Bu tedhiş, katliam ve “muharebe” olaylarının artık neredeyse “normalleştiği” görülüyor. Bunların yanı sıra, Mahşerin Dört Atlısı da dünyada kol gezmekte. Yani, eski bir deyişle 32 kısım tekmili birden “tefrika halinde” sürüp giden bir Dünya Savaşı’ndan söz edilebilir. Ya da, daha yenilikçiyseniz,  bir Dünya Savaşı “Mini Dizisi”nden.

Kuşbakışı bir göz atalım: Türkiye’nin güney komşusu Suriye 3 küsur yıllık iç savaş cehenneminde 220 binin üzerinde insan kaybetti, nüfusunun yarısı yerini yurdunu terketti. Ülke, sağlık ve eğitim sistemleri, moral ve değer sistemleri, tarihi, kültürü, ekonomisi ve tüm kurumları ile tam bir çöküş halinde. En azından bir neslin mahvolduğu kesin. Yeryüzünün, üzerinde hâlâ yaşanan en eski kentlerinden biri olan Halep’ten hükümet güçleri ile muhalif gruplar arasında korkunç çatışma ve ölüm haberleri peş peşe gelmekte.

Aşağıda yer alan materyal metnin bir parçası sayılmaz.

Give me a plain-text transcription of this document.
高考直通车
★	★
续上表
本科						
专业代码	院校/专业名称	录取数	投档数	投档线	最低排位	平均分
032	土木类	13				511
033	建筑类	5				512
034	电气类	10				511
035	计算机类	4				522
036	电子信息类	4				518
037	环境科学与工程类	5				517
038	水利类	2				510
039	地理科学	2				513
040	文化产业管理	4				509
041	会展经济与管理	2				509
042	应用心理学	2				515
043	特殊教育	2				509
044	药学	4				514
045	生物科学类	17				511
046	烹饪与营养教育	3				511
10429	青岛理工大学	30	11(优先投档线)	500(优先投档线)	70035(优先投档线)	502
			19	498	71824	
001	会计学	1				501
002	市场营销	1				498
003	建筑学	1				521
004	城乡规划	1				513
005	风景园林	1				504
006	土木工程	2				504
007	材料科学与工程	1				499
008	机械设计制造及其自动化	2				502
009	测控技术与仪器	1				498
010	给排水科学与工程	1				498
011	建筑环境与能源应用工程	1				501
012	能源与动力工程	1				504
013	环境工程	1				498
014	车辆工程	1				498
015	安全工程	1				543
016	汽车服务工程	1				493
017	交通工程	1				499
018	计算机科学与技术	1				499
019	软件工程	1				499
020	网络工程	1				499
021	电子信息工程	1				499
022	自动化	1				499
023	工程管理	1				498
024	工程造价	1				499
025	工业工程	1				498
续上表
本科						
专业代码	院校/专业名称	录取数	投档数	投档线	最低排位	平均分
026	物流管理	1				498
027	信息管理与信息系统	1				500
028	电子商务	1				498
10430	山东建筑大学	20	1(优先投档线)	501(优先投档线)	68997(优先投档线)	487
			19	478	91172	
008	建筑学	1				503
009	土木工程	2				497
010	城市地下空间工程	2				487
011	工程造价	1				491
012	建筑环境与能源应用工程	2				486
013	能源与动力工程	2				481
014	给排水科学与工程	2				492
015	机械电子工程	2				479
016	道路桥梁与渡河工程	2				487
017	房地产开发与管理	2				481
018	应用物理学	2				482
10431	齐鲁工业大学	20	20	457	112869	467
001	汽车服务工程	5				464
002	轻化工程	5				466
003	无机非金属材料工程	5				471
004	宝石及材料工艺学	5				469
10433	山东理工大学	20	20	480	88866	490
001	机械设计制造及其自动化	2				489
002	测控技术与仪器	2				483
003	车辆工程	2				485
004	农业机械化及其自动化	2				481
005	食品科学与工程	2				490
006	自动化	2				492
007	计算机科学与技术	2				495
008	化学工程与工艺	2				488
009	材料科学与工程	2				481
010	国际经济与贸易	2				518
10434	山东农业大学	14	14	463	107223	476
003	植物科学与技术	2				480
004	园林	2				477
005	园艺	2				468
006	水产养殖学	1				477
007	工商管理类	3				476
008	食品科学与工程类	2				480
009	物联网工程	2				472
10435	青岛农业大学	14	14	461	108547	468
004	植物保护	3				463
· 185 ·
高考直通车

Kobane’den sonra Tel Abyad’ın da IŞİD’e (DAEŞ) kaptırılmaması ve bu sayede Suriye Kürtlerinin bölgede güç, moral ve prestijlerinin artması olasılığı üzerine Türk Silahlı Kuvvetleri’nin sınıra asker-silah yığınağı yapması ve Suriye’ye “olası” müdahalesi tartışılıyor. Bununsa Kürt, Türk, Arap ve diğer binbir millet için büyük tehlikeler (“geri dönüşü olmayan yol”, sonsuz çatışma ortamı, uluslararası suç vb.) barındırdığı konusunda önde gelen analistlerin pek çok yorumları oldu. Biz yalnızca Noam Chomsky’nin yorumuna kulak verelim:
“Böyle bir operasyon, gerçekleştirilmesi durumunda IŞİD’in vahşi güçlerine karşı hayatlarını korumak için savaşan Rojava halklarına çok ciddi zararlar verecektir[...] Böyle bir hareketin ileride Türkiye’ye ne kadar zarar vereceğini kestirmek güç [...]
“Suriye’ye böyle bir operasyon yapmak suç teşkil eden bir girişim olur. Operasyon yapılırsa, umarım tüm dünya tarafından lanetlenir.” (Rudaw, 5 Temmuz 2015)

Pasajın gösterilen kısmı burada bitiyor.